The nurse's guide to a resume revamp
There are few components of a job search that are more dreaded than compiling a resume. There’s a lot of pressure in creating a one-page document that will not only effectively convey who you are as a person and employee, but convince a hiring manager that you’ve never met to call you in for an interview. Even if you’ve created a resume in the past, the document may no longer accurately represent your accomplishments, and choosing how to update the information can be almost as stressful as starting from scratch.
As you finish your master of science in nursing degree, it’s time to revamp your resume before you send it out to potential employers. Use this simple guide to ensure that you represent your accomplishments well on paper.
Include a job objective.
Are you looking for a position as a nurse manager in a large hospital? Or maybe as a nurse practitioner at a facility with opportunities for professional development? Whatever you goal is, the American Nurses Association recommended spelling it out on your resume. A simple sentence or two will let potential employers know exactly what you’re looking for right off the bat. Avoid the temptation to go into too much detail. You have limited space on your resume, and you should dedicate most of it to listing your accomplishments and qualifications. Don’t take up a lot of space describing what you’re looking for when a single sentence will likely suffice.
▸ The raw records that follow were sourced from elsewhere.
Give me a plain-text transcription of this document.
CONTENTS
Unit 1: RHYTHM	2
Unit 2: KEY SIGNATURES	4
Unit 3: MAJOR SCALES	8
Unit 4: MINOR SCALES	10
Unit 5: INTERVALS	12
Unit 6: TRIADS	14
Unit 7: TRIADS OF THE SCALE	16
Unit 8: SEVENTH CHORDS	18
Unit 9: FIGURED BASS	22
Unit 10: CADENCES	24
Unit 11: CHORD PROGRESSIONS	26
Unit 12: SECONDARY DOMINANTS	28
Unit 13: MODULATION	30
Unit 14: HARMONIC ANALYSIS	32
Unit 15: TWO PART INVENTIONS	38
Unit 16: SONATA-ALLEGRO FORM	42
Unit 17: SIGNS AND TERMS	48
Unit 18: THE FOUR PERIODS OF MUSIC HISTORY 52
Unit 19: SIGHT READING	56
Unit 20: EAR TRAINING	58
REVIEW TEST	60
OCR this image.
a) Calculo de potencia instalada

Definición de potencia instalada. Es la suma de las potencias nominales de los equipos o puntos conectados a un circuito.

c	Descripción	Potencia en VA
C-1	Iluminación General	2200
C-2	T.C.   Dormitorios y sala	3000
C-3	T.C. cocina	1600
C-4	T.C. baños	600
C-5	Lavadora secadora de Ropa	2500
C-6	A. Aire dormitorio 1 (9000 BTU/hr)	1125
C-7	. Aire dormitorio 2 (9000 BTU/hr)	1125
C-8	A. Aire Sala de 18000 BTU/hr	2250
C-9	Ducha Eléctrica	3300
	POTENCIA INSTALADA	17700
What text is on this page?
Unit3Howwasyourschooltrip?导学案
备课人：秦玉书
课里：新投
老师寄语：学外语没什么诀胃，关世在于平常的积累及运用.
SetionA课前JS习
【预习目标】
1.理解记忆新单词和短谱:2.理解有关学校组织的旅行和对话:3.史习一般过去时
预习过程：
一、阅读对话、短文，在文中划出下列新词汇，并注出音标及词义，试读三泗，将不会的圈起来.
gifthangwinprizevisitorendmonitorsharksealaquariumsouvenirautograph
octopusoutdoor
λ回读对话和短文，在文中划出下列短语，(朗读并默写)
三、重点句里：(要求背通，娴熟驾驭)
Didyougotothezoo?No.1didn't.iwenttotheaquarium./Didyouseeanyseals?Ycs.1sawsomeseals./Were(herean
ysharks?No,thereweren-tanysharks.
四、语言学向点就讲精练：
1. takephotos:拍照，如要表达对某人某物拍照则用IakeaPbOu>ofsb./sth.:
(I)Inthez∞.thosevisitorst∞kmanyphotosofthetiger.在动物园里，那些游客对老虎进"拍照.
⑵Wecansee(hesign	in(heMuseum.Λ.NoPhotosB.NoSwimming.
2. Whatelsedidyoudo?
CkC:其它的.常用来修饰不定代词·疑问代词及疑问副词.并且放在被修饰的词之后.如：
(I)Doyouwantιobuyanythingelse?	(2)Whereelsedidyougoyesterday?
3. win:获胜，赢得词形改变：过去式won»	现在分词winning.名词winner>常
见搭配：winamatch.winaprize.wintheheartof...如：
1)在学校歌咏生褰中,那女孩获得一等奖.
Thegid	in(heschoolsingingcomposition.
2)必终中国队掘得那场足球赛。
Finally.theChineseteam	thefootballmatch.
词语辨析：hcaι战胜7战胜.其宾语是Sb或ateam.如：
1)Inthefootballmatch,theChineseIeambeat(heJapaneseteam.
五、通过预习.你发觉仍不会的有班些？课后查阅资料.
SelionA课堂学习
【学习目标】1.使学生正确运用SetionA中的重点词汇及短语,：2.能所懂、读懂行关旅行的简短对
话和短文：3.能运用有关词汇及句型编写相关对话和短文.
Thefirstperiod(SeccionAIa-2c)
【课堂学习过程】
Emphasize your accomplishments.
When creating a resume, it may be easy to simply fall into the habit of listing the responsibilities you had in previous roles. After all, that’s how positions are advertised. However, the American Nurses Association advised emphasizing accomplishments over simply listing the responsibilities that your job included. Rather than writing “responsibilities included caring for patients,” a more powerful statement would be “provided patients with top-quality care.” A little rephrasing can go a long way. And be sure to use strong action verbs, such as “managed,” “administered,” “developed” and “directed” to emphasize your abilities as a motivated, hard working professional.
Edit for brevity.
As an accomplished nursing professional with multiple degrees and certifications to your name, your resume can understandably start to get a little long. But short and sweet may serve you better in your job search. You have to keep in mind that the hiring manager at the health care establishment that you’re applying to is likely reading dozens of resumes, perhaps even dozens in a single day. By keeping your resume short, but informative, you’ll have a better chance that the reader will read the entire thing. In an article published on LinkedIn, Google Senior Vice President Laszlo Bock reported that a good rule of thumb is to keep your resume to one page for every 10 years of work experience. So if you’re a seasoned veteran with two decades of experience, you might be able to get away with that second page. But if you’re relatively new to the field, a single page should suffice. Be succinct, but persuasive, in laying out your educational and professional history.